Trucker/author Don Taylor (“Stories from the Road”) woke up May 17th to find he had picked up a hitchhiker: apparently this goose decided there are easier ways to get home to Canada than flying. Photo: Don Taylor
by Rita Smith
Some years ago, a delightful piece of prose on the leadership qualities of geese by Dr. Robert McNeish made the rounds.
I enjoy this piece; I’m just not sure it tell the whole “Leadership” story.
All my life I’ve watched the skies, marvelling as flocks of Canada Geese soared overhead on their way south in fall or north in spring.
During my years in Ottawa, when I ran to work along the Ottawa River, I loved having the chance to see these inspirational animals up close. Alas: geese, I discovered, have much in common with sausage and democracy. As Winston Churchill noted: “Democracy is like sausage. If you enjoy it, you should never watch it being made.”
Geese are like sausage and democracy: if you are inspired by them, you should not spend too much time observing them closely. Not in a shared urban environment, anyway.
It is not my intention to diminish the incredible abilities of geese. How anything which appears so ungainly on land yet can soar so gracefully in the air is one of life’s great mysteries; a creature that can fly for days and swim forever has to inspire awe.
Any parent that has ever protected children appreciates the vehemence with which geese of both sexes will protect a nest, an egg, or a gosling. You don’t want to mess with goose near a nest.
I did get a bit weary of being charged by aggressive geese which stood half my height on the Ottawa River trail during nesting season. In the beginning, I chuckled and mused, “My, what excellent protectors they are.”

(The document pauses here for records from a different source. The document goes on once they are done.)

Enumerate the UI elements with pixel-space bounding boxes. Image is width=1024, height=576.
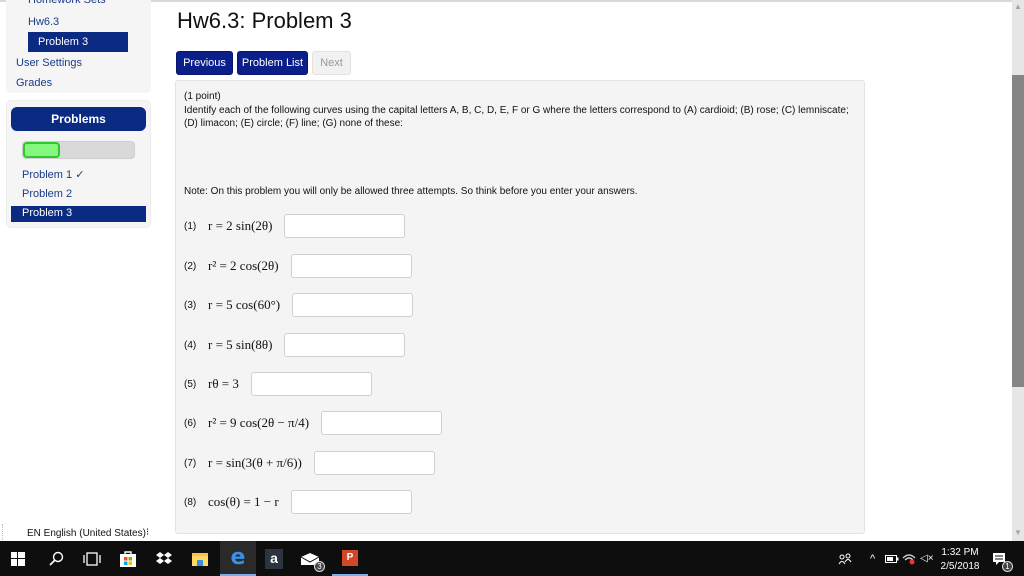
points-label: (1 point) (184, 91, 221, 102)
question-expression: r² = 2 cos(2θ) (208, 258, 279, 273)
instructions-line-1: Identify each of the following curves us… (184, 105, 849, 116)
battery-icon[interactable] (885, 541, 899, 576)
answer-input[interactable] (321, 411, 443, 435)
powerpoint-icon[interactable]: P (332, 541, 368, 576)
language-indicator[interactable]: EN English (United States) (27, 528, 146, 539)
search-icon[interactable] (38, 541, 74, 576)
progress-bar-fill (23, 142, 60, 158)
problem-panel: (1 point) Identify each of the following… (175, 80, 865, 534)
language-options-icon[interactable]: ⁝ (146, 527, 149, 538)
question-row: (5) rθ = 3 (184, 372, 372, 396)
progress-bar (22, 141, 135, 159)
previous-button[interactable]: Previous (176, 51, 233, 75)
answer-input[interactable] (313, 451, 435, 475)
notification-badge: 1 (1002, 561, 1013, 572)
question-number: (1) (184, 220, 197, 232)
question-row: (8) cos(θ) = 1 − r (184, 490, 412, 514)
file-explorer-icon[interactable] (182, 541, 218, 576)
clock-date: 2/5/2018 (940, 561, 980, 572)
question-row: (1) r = 2 sin(2θ) (184, 214, 406, 238)
scrollbar-thumb[interactable] (1012, 75, 1024, 387)
question-row: (3) r = 5 cos(60°) (184, 293, 414, 317)
amazon-icon[interactable]: a (256, 541, 292, 576)
browser-top-border (0, 0, 1012, 2)
question-row: (6) r² = 9 cos(2θ − π/4) (184, 411, 443, 435)
problem-list-item[interactable]: Problem 2 (22, 188, 72, 200)
question-number: (2) (184, 260, 197, 272)
mail-icon[interactable]: 3 (292, 541, 328, 576)
question-number: (3) (184, 299, 197, 311)
problems-panel: Problems Problem 1 ✓ Problem 2 Problem 3 (6, 100, 151, 228)
windows-start-icon[interactable] (0, 541, 36, 576)
answer-input[interactable] (290, 490, 412, 514)
store-icon[interactable] (110, 541, 146, 576)
instructions-line-2: (D) limacon; (E) circle; (F) line; (G) n… (184, 118, 403, 129)
sidebar-link-set[interactable]: Hw6.3 (28, 16, 59, 28)
question-row: (7) r = sin(3(θ + π/6)) (184, 451, 435, 475)
edge-browser-icon[interactable]: e (220, 541, 256, 576)
sidebar-link-user-settings[interactable]: User Settings (16, 57, 82, 69)
show-hidden-icons-icon[interactable]: ^ (870, 541, 875, 576)
question-number: (7) (184, 457, 197, 469)
attempts-note: Note: On this problem you will only be a… (184, 186, 638, 197)
language-bar-handle[interactable] (2, 524, 5, 540)
question-number: (4) (184, 339, 197, 351)
question-number: (8) (184, 496, 197, 508)
vertical-scrollbar[interactable]: ▲ ▼ (1012, 0, 1024, 541)
people-icon[interactable] (838, 541, 852, 576)
question-expression: r = 5 sin(8θ) (208, 337, 273, 352)
answer-input[interactable] (284, 333, 406, 357)
problem-list-button[interactable]: Problem List (237, 51, 308, 75)
scroll-up-icon[interactable]: ▲ (1012, 2, 1024, 14)
question-expression: r² = 9 cos(2θ − π/4) (208, 415, 310, 430)
problem-list-item[interactable]: Problem 1 ✓ (22, 168, 84, 181)
answer-input[interactable] (250, 372, 372, 396)
question-expression: r = 2 sin(2θ) (208, 218, 273, 233)
mail-badge: 3 (314, 561, 325, 572)
task-view-icon[interactable] (74, 541, 110, 576)
scroll-down-icon[interactable]: ▼ (1012, 528, 1024, 540)
volume-muted-icon[interactable]: ◁× (920, 541, 934, 576)
question-row: (4) r = 5 sin(8θ) (184, 333, 406, 357)
clock-time: 1:32 PM (941, 547, 979, 558)
network-icon[interactable] (902, 541, 916, 576)
dropbox-icon[interactable] (146, 541, 182, 576)
question-expression: cos(θ) = 1 − r (208, 494, 279, 509)
answer-input[interactable] (290, 254, 412, 278)
question-expression: r = 5 cos(60°) (208, 297, 281, 312)
question-expression: rθ = 3 (208, 376, 239, 391)
page-title: Hw6.3: Problem 3 (177, 8, 352, 33)
answer-input[interactable] (284, 214, 406, 238)
answer-input[interactable] (292, 293, 414, 317)
question-expression: r = sin(3(θ + π/6)) (208, 455, 302, 470)
sidebar-link-homework-sets[interactable]: Homework Sets (28, 0, 106, 6)
action-center-icon[interactable]: 1 (992, 541, 1013, 576)
sidebar-link-grades[interactable]: Grades (16, 77, 52, 89)
problem-list-item-active[interactable]: Problem 3 (11, 206, 146, 222)
question-row: (2) r² = 2 cos(2θ) (184, 254, 412, 278)
taskbar: e a 3 P ^ ◁× 1:32 PM 2/5/2018 1 (0, 541, 1024, 576)
question-number: (6) (184, 417, 197, 429)
clock[interactable]: 1:32 PM 2/5/2018 (935, 546, 985, 574)
question-number: (5) (184, 378, 197, 390)
next-button[interactable]: Next (312, 51, 351, 75)
sidebar-link-current-problem[interactable]: Problem 3 (28, 32, 128, 52)
problems-header: Problems (11, 107, 146, 131)
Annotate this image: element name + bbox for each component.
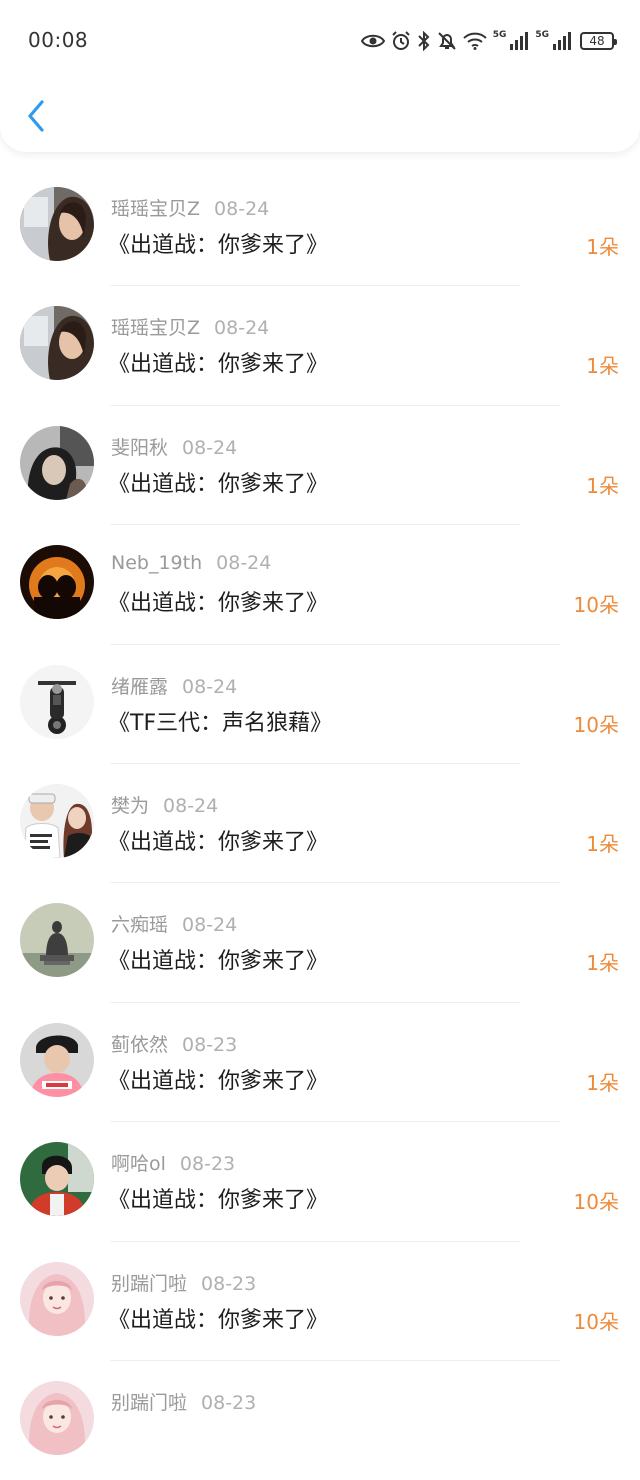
battery-icon: 48: [580, 32, 617, 50]
gift-amount: 1朵: [586, 951, 619, 976]
work-title[interactable]: 《出道战：你爹来了》: [108, 227, 328, 259]
list-item[interactable]: 绪雁露 08-24 《TF三代：声名狼藉》 10朵: [0, 645, 640, 764]
work-title[interactable]: 《出道战：你爹来了》: [108, 1302, 328, 1334]
user-name[interactable]: 绪雁露: [111, 676, 168, 698]
work-title[interactable]: 《出道战：你爹来了》: [108, 585, 328, 617]
avatar[interactable]: [20, 306, 94, 381]
list-item[interactable]: 斐阳秋 08-24 《出道战：你爹来了》 1朵: [0, 406, 640, 526]
list-item[interactable]: 啊哈ol 08-23 《出道战：你爹来了》 10朵: [0, 1122, 640, 1242]
item-date: 08-23: [179, 1153, 236, 1176]
list-item[interactable]: 别踹门啦 08-23: [0, 1361, 640, 1480]
work-title[interactable]: 《出道战：你爹来了》: [108, 943, 328, 975]
item-date: 08-23: [201, 1272, 257, 1295]
item-date: 08-24: [163, 794, 219, 817]
gift-amount: 1朵: [586, 1070, 619, 1095]
avatar[interactable]: [20, 1261, 94, 1336]
signal-icon: [509, 32, 529, 50]
item-meta: 别踹门啦 08-23: [111, 1388, 256, 1415]
item-meta: 斐阳秋 08-24: [111, 433, 237, 460]
user-name[interactable]: 瑶瑶宝贝Z: [111, 317, 200, 339]
item-meta: 啊哈ol 08-23: [111, 1149, 235, 1176]
item-meta: 瑶瑶宝贝Z 08-24: [111, 194, 269, 221]
user-name[interactable]: 六痴瑶: [111, 914, 168, 936]
avatar[interactable]: [20, 903, 94, 978]
network-label-2: 5G: [535, 30, 549, 40]
user-name[interactable]: 蓟依然: [111, 1034, 168, 1056]
item-meta: 蓟依然 08-23: [111, 1030, 237, 1057]
item-date: 08-24: [182, 914, 238, 937]
gift-list: 瑶瑶宝贝Z 08-24 《出道战：你爹来了》 1朵 瑶瑶宝贝Z 08-24 《出道战：你爹来…: [0, 167, 640, 1480]
gift-amount: 1朵: [586, 831, 619, 856]
user-name[interactable]: 别踹门啦: [111, 1273, 187, 1295]
user-name[interactable]: 啊哈ol: [111, 1153, 166, 1175]
list-item[interactable]: 蓟依然 08-23 《出道战：你爹来了》 1朵: [0, 1003, 640, 1123]
list-item[interactable]: Neb_19th 08-24 《出道战：你爹来了》 10朵: [0, 525, 640, 645]
gift-amount: 10朵: [573, 1190, 619, 1215]
work-title[interactable]: 《出道战：你爹来了》: [108, 824, 328, 856]
work-title[interactable]: 《出道战：你爹来了》: [108, 1063, 328, 1095]
back-button[interactable]: [18, 96, 54, 140]
user-name[interactable]: 斐阳秋: [111, 437, 168, 459]
item-meta: 绪雁露 08-24: [111, 672, 237, 699]
item-date: 08-24: [216, 552, 272, 575]
avatar[interactable]: [20, 425, 94, 500]
avatar[interactable]: [20, 1142, 94, 1217]
network-label-1: 5G: [492, 30, 507, 40]
gift-amount: 10朵: [573, 712, 619, 737]
gift-amount: 10朵: [573, 1309, 619, 1334]
item-date: 08-24: [214, 317, 270, 340]
bluetooth-icon: [417, 31, 431, 51]
status-time: 00:08: [28, 28, 89, 52]
item-date: 08-24: [182, 436, 238, 459]
item-date: 08-24: [214, 198, 270, 220]
list-item[interactable]: 别踹门啦 08-23 《出道战：你爹来了》 10朵: [0, 1242, 640, 1361]
work-title[interactable]: 《TF三代：声名狼藉》: [108, 705, 332, 737]
gift-amount: 1朵: [586, 354, 619, 379]
work-title[interactable]: 《出道战：你爹来了》: [108, 466, 328, 498]
top-bar: 00:08 5G 5G 48: [0, 0, 640, 152]
eye-icon: [360, 32, 385, 50]
item-meta: 樊为 08-24: [111, 791, 218, 818]
item-date: 08-23: [201, 1391, 257, 1414]
chevron-left-icon: [26, 99, 46, 137]
gift-amount: 1朵: [586, 473, 619, 498]
gift-amount: 10朵: [573, 593, 619, 618]
avatar[interactable]: [20, 187, 94, 261]
work-title[interactable]: 《出道战：你爹来了》: [108, 1182, 328, 1214]
item-meta: 别踹门啦 08-23: [111, 1269, 256, 1296]
list-item[interactable]: 樊为 08-24 《出道战：你爹来了》 1朵: [0, 764, 640, 884]
user-name[interactable]: Neb_19th: [111, 552, 202, 574]
list-item[interactable]: 瑶瑶宝贝Z 08-24 《出道战：你爹来了》 1朵: [0, 286, 640, 406]
mute-bell-icon: [437, 31, 457, 51]
item-date: 08-24: [182, 675, 238, 698]
avatar[interactable]: [20, 1380, 94, 1455]
avatar[interactable]: [20, 783, 94, 858]
avatar[interactable]: [20, 664, 94, 739]
list-item[interactable]: 瑶瑶宝贝Z 08-24 《出道战：你爹来了》 1朵: [0, 167, 640, 287]
status-icons: 5G 5G 48: [360, 28, 617, 54]
work-title[interactable]: 《出道战：你爹来了》: [108, 346, 328, 378]
gift-amount: 1朵: [586, 235, 619, 259]
item-meta: Neb_19th 08-24: [111, 552, 271, 574]
signal-icon: [552, 32, 572, 50]
item-date: 08-23: [182, 1033, 238, 1056]
avatar[interactable]: [20, 1022, 94, 1097]
list-item[interactable]: 六痴瑶 08-24 《出道战：你爹来了》 1朵: [0, 883, 640, 1003]
avatar[interactable]: [20, 545, 94, 620]
wifi-icon: [463, 32, 487, 50]
user-name[interactable]: 别踹门啦: [111, 1392, 187, 1414]
user-name[interactable]: 樊为: [111, 795, 149, 817]
item-meta: 瑶瑶宝贝Z 08-24: [111, 313, 269, 340]
item-meta: 六痴瑶 08-24: [111, 910, 237, 937]
user-name[interactable]: 瑶瑶宝贝Z: [111, 198, 200, 220]
alarm-icon: [391, 31, 411, 51]
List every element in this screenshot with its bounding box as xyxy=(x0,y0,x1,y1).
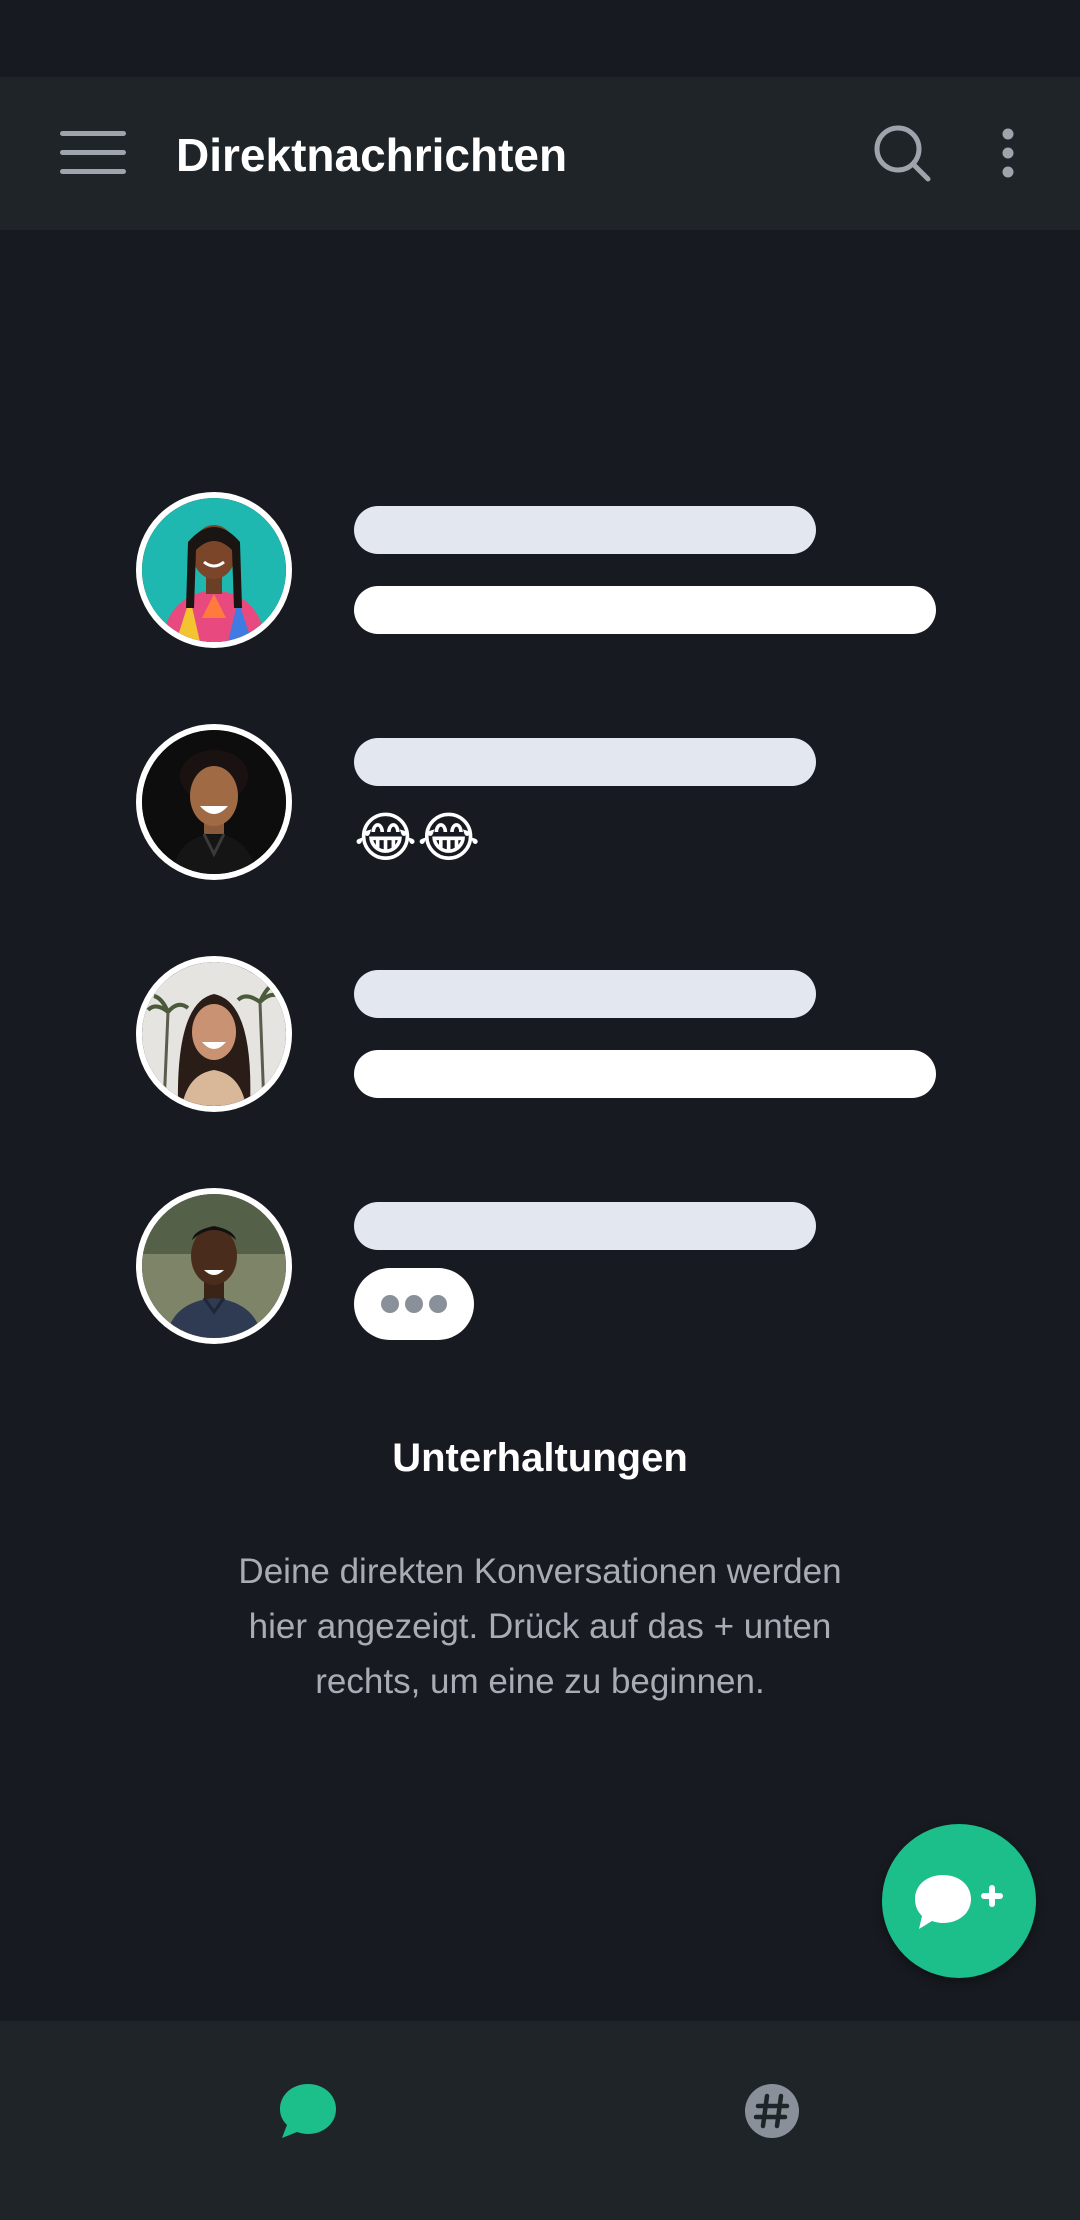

By year three, I was shouting from 10 feet away, “GET OFF THE PATH! MOVE IT, FOR GOD’S SAKE! YOU HAVE THE WHOLE PARK, I ONLY NEED A ONE FOOT STRIP OF THE PATH! MOOOOOOVE!” Some days, the geese waddled away in a huff; others, they planted themselves, hissing at me, making me run around them.
Still, I witnessed enough goose behaviour to maintain my admiration. Watching a whole flock, wings outstretched like parachutes, webbed feet extended like brakes, as they drop from the sky and land simultaneously on the surface of the river has never ceased to enthrall me. I’ve seen 20, 30, or 40 geese touch down gracefully in the same fraction of a second in perfect “V” formation and every time, I had to stop running to watch in wonder.
Even more amazing is to watch a flock take off: the honking is louder and more urgent, as the group assembles itself and swims forward faster, faster, and faster. Then the flock – beginning with the leader and followed by each pair of geese that makes up the expanding “V”- skims the water in an astonishing surface run with wings flapping ferociously, powerfully rising in unison above the river to take to the sky in apparent defiance of the law of gravity.
One fall morning, I stopped to watch a large flock undertake exactly this exercise as each and every goose followed the team member ahead, lifting off the Ottawa River in a determined display of honking and flapping, mounting higher with each wing stroke. Fearlessly they followed their courageous leader as he led the group south to warmer climes, there to survive the winter. “Wow,” I thought. “A miracle of nature!”
Half a mile further, I paused to watch another flock of geese perform the same astonishing feat. Geese assembled. Wings flapped. Honking echoed. Together, they rose above the river and together, following their leader, the flock took to the air and headed…straight NORTH.
I stood transfixed, mouth agape. Surely, one of those geese was going to figure out they were headed in the wrong direction. Somebody was going to honk the goose equivalent of “Turn around!” and they would. The leader would figure it out, eventually.
But no. Following their fearless leader, this flock continued on, straight north, until they were mere specks in the sky and then, they disappeared completely. Headed for Canada’s frigid north, in October. I wonder if anyone ever saw that particular flock again…
Those geese stayed in my mind for weeks afterward.
Maybe, I pondered, maybe being strong, fit, brave, loyal and talented does not guarantee success. Maybe, I guessed, the stronger and fitter you are, the faster you can move full speed in the wrong direction if you are following the wrong leader. Maybe having the wisdom to get on the right team and follow the right leader will have as much to do with your eventual success or demise as any other trait you possess. Maybe.
I don’t write this to deride the lessons we can glean from geese: indeed, this was one of the most important lessons I’ve ever learned. Since that day, I have been scrupulously careful to ensure that every project on which I work is one led by someone with a strong inner compass and keen intelligence – in addition to having the ability to inspire and motivate.
Because there is just no sense in following the wrong leader, full speed in the wrong direction.